La requisitoria del pubblico ministero nel processo bis in Corte d'Assise contro i cinque militari dell'Arma accusati del pestaggio del geometra romano morto nel 2009
Caso Cucchi, requisitoria del pm in aula: “C’è stato un depistaggio scientifico, Stefano è stato pestato”
Emergono nuove conferme per il caso Cucchi nell’aula bunker di Rebibbia venerdì 20 settembre in occasione della requisitoria del pubblico ministero Giovanni Musarò al processo per la morte del geometra romano di 31 anni, arrestato il 15 ottobre del 2009 per droga e deceduto sei giorni dopo all’ospedale Sandro Pertini di Roma.
Stefano Cucchi “stava proprio acciaccato de brutto, era gonfio come una zampogna sulla parte destra del volto”: queste le parole, ricordate dal pm, di uno dei testimoni chiave per la riapertura del caso, Luigi Lainà, un detenuto che incontrò Cucchi il giorno dopo il suo arresto.
Il pm ha poi sottolineato che quando venne arrestato, il giovane pesava 43 chili e quando morì ne pesava 37: “Questo notevole calo ponderale è riconducibile al trauma dovuto al violento pestaggio, non certo a una caduta come si disse all’epoca. Cucchi perse 6 chili in 6 giorni. Non mangiava per il dolore, non riusciva neppure a parlare bene”.
All’udienza c’era anche il procuratore facente funzioni di Roma Michele Prestipino. “Questo sulla morte di Stefano Cucchi è stato un processo kafkiano. Perché c’è stato un depistaggio, in cui si è giocata tutta un’altra partita”, ha detto ancora il pm.
Gli imputati
Sul banco degli imputati ci sono 5 carabinieri: Francesco Tedesco, il supertestimone che, a nove anni di distanza, ha rivelato che il geometra 31enne venne ‘pestato’ da due suoi colleghi, Alessio Di Bernardo e Raffaele D’Alessandro, accusati come lui di omicidio preterintenzionale. Tedesco è accusato anche di falso e calunnia insieme con il maresciallo Roberto Mandolini, mentre della sola calunnia (nei confronti di agenti della polizia penitenziaria) risponde il militare Vincenzo Nicolardi.

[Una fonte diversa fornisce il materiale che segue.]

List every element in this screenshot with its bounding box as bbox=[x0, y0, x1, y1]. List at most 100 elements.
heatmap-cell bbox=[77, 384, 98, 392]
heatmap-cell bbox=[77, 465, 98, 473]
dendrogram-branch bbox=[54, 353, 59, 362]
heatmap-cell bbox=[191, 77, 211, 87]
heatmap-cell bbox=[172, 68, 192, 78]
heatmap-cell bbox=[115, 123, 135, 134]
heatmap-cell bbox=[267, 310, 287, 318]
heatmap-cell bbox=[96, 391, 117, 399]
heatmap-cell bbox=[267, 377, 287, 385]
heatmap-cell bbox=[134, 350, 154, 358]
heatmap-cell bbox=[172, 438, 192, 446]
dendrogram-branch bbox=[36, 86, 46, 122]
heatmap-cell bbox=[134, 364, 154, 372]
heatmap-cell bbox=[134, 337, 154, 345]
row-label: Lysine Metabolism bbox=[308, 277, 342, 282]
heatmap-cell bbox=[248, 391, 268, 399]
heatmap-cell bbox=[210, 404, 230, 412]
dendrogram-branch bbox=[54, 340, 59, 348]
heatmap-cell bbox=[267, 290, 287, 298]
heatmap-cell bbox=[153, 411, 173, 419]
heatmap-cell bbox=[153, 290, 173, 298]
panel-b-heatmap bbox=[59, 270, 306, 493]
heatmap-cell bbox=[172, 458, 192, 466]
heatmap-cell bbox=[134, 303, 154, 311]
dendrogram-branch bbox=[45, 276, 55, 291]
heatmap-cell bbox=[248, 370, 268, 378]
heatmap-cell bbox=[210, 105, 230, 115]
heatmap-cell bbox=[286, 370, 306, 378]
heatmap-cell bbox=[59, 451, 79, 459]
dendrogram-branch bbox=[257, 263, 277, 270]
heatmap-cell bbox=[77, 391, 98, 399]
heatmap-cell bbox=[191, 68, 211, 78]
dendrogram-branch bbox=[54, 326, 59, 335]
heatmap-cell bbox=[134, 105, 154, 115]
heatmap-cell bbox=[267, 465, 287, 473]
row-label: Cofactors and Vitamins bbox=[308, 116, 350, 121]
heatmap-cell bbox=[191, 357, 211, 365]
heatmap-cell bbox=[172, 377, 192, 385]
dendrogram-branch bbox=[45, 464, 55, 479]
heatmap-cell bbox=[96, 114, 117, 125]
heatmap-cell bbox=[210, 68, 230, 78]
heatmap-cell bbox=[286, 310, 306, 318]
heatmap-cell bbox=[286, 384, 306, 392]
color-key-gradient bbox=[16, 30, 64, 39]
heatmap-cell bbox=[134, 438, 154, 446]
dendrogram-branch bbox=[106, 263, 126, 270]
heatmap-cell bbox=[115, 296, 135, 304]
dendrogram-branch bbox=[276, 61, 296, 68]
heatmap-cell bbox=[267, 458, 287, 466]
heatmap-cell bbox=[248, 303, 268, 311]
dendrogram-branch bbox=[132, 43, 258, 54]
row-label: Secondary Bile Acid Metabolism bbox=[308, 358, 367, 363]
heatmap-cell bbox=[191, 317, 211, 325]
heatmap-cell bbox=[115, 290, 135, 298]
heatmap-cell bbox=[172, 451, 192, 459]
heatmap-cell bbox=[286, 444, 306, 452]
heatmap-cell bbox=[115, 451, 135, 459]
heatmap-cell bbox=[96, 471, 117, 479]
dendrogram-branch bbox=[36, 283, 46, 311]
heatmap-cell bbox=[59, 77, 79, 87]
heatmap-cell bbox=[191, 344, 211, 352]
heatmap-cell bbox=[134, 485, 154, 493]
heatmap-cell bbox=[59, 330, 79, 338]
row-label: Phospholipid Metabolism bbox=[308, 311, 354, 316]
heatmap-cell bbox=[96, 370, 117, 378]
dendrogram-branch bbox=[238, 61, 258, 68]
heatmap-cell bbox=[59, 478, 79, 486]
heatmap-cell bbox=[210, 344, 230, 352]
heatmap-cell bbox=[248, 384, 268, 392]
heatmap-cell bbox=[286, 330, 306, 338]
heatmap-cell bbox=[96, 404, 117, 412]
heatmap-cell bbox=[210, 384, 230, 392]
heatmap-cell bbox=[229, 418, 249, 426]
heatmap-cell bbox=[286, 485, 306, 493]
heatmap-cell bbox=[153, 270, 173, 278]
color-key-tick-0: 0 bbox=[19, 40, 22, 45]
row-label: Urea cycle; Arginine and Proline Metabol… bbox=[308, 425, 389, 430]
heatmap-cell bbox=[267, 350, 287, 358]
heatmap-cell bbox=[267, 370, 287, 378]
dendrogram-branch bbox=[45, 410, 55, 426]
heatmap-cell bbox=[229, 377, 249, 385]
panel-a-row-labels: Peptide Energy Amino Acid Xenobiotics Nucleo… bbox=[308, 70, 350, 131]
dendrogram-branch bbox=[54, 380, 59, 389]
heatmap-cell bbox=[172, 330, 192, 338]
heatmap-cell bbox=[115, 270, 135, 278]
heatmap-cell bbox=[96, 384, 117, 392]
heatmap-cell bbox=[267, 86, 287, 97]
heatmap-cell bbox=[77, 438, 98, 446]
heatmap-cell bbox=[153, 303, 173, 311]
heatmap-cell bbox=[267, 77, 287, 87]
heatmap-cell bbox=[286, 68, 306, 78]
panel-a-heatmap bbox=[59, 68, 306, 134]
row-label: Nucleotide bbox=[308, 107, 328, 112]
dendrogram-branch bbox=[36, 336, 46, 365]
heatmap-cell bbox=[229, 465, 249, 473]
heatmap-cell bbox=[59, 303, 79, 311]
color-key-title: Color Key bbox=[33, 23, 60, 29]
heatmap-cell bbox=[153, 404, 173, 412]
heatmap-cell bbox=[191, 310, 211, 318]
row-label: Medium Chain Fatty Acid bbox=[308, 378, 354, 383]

“Stefano Cucchi non è caduto accidentalmente, è stato pestato”, ha affermato ancora Musarò aggiungendo: “Non è semplice sintetizzare due anni di un processo così complicato, dopo la morte di Stefano Cucchi è iniziata una seconda storia, nel frattempo ci sono stati altri processi con imputati diversi, per il pestaggio furono accusati prima tre agenti della penitenziaria e poi i medici dell’ospedale Pertini“.
La testimonianza di Tedesco
Durante la sua requisitoria il pm ha ricordato anche le parole dette in aula da Tedesco che, in Corte d’Assise lo scorso aprile, aveva detto che la notte dell’arresto Cucchi fu pestato dai carabinieri nella caserma della Compagnia Casilina.
“Mentre uscivano dalla sala, Di Bernardo si voltò e colpì Cucchi con uno schiaffo violento in pieno volto”, era sbottato in aula il carabiniere riferendosi proprio a Di Bernardo e D’Alessandro.
Poi in quell’occasione D’Alessandro “diede a Cucchi un forte calcio con la punta del piede all’altezza dell’ano”. Tedesco ha anche confessato: “Nel frattempo io mi ero alzato e avevo detto: ‘Basta, finitela, che cazzo fate, non vi permettete’. Ma Di Bernardo proseguì nell’azione spingendo con violenza Cucchi e provocandone una caduta in terra sul bacino, poi sbattè anche la testa. Io sentii un rumore della testa che batteva. Quindi D’Alessandro gli diede un calcio in faccia. Per dieci anni si sono nascosti dietro le mie spalle”.
“A differenza mia, non hanno mai dovuto affrontare un pm. L’unico ad affrontare la situazione e ad avere delle conseguenze ero io” aveva aggiunto.